Non ho idea di cosa uscirà da questa storia, l'ho ideata oggi pomeriggio e ho ancora centinaia di incognite. Questo capitolo è stato dunque scritto un po' di getto.
I personaggi sono tutti miei tranne ovviamente Frank, Gerard, Mikey e Bandit (gli ultimi tre appariranno più avanti).
Purtroppo non è una Frerard. Sono una convinta sostenitrice della coppia (yay!) ma ho voluto fare qualcosa di diverso.
Spero gradirete :3

Ah, vi sarei grata se mi lasciaste una recensione alla fine del capitolo per farmi sapere cosa ne pensate, non avete idea di quanto le recensioni mi siano utili.

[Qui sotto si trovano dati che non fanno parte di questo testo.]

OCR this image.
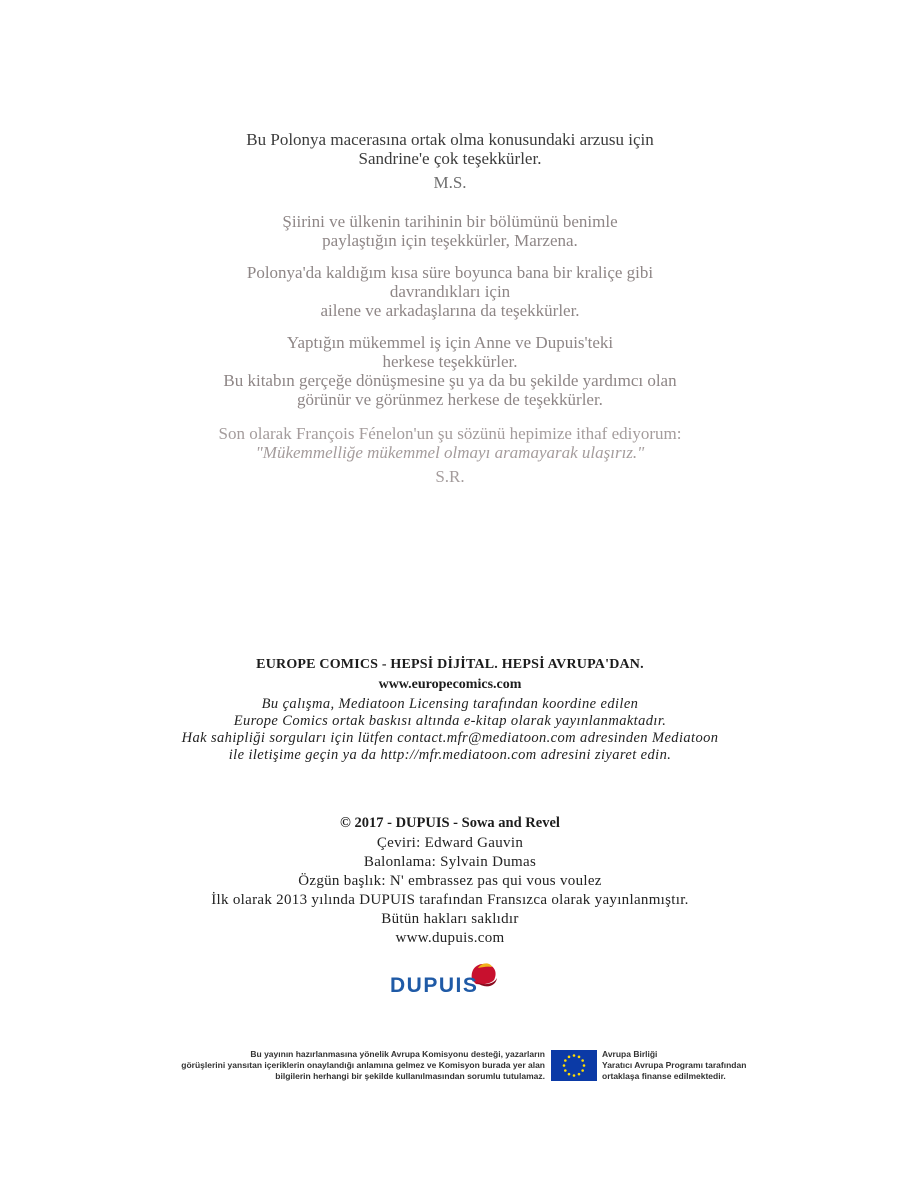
Bu Polonya macerasına ortak olma konusundaki arzusu için
Sandrine'e çok teşekkürler.
M.S.
Şiirini ve ülkenin tarihinin bir bölümünü benimle
paylaştığın için teşekkürler, Marzena.
Polonya'da kaldığım kısa süre boyunca bana bir kraliçe gibi
davrandıkları için
ailene ve arkadaşlarına da teşekkürler.
Yaptığın mükemmel iş için Anne ve Dupuis'teki
herkese teşekkürler.
Bu kitabın gerçeğe dönüşmesine şu ya da bu şekilde yardımcı olan
görünür ve görünmez herkese de teşekkürler.
Son olarak François Fénelon'un şu sözünü hepimize ithaf ediyorum:
"Mükemmelliğe mükemmel olmayı aramayarak ulaşırız."
S.R.
EUROPE COMICS - HEPSİ DİJİTAL. HEPSİ AVRUPA'DAN.
www.europecomics.com
Bu çalışma, Mediatoon Licensing tarafından koordine edilen
Europe Comics ortak baskısı altında e-kitap olarak yayınlanmaktadır.
Hak sahipliği sorguları için lütfen contact.mfr@mediatoon.com adresinden Mediatoon
ile iletişime geçin ya da http://mfr.mediatoon.com adresini ziyaret edin.
© 2017 - DUPUIS - Sowa and Revel
Çeviri: Edward Gauvin
Balonlama: Sylvain Dumas
Özgün başlık: N' embrassez pas qui vous voulez
İlk olarak 2013 yılında DUPUIS tarafından Fransızca olarak yayınlanmıştır.
Bütün hakları saklıdır
www.dupuis.com
DUPUIS
Bu yayının hazırlanmasına yönelik Avrupa Komisyonu desteği, yazarların
görüşlerini yansıtan içeriklerin onaylandığı anlamına gelmez ve Komisyon burada yer alan
bilgilerin herhangi bir şekilde kullanılmasından sorumlu tutulamaz.
Avrupa Birliği
Yaratıcı Avrupa Programı tarafından
ortaklaşa finanse edilmektedir.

Bando alle ciance, si comincia!***




Capitolo uno.



Ero sempre stata convinta che le cose che accadevano a me accadessero anche a tutte le altre persone. Semplici esperienze, magari situazioni abituali vissute e rivissute.
Rimanevo sempre un po’ scioccata ogni volta che mi rendevo conto che quasi solo per me era così. Le persone sono tutte diverse, vivono situazioni completamente diverse dalla mia tutti i giorni, le loro vite sono diverse.
Mia madre piangeva seduta sulla sedia di fronte a me. A separarci solo il tavolo della cucina. Aveva dimenticato la sigaretta sul piattino del caffè. Ormai si era consumata quasi del tutto.
Piangeva e non la smetteva, eravamo ridotte a quel silenzio interrotto solo dai suoi singhiozzi da quasi venti minuti.
Il suo compagno l’aveva lasciata. Sei anni buttati nel cesso.
Ogni tanto lei, tra un singhiozzo e l’altro, se ne usciva con un’imprecazione particolarmente originale e colorita, o più semplicemente piagnucolava su quanto le mancasse Denny e su quanto avesse significato per lei quella relazione.
Io stavo ad ascoltare, non particolarmente colpita.
Conoscevo bene quella donna. Mia madre era sempre stata una persona dal temperamento forte, ma necessitava costantemente di qualcuno a cui aggrapparsi. Senza quell’appoggio, tutto il suo temperamento forte andava a farsi fottere.
Denny Pitsbury era stato la sua roccia per gli ultimi sei anni.
Si erano conosciuti un anno e mezzo dopo il divorzio da mio padre, quando io ero ancora troppo piccola per poterle dare tutto l’appoggio che cercava, per essere la fonte del suo temperamento forte.
Non biasimavo Denny, le cose avevano semplicemente smesso di funzionare nella maniera corretta. Troppi litigi, troppe lacrime, troppe urla.
Le persone cambiano, le cose non funzionano più come dovrebbero.
Allungai una mano sul tavolo fino ad incontrare una delle sue. Era particolarmente rigida, bagnata dalle lacrime che si era asciugata in malo modo dal viso.
- Ehi, Rachel. – Non la chiamavo mai mamma. Sempre Rachel. Avevo smesso di chiamarla mamma nell’anno subito seguente al divorzio. Era venuto a mancare qualcosa tra noi due, qualcosa che non era ancora andato recuperato e che probabilmente non lo sarebbe mai stato.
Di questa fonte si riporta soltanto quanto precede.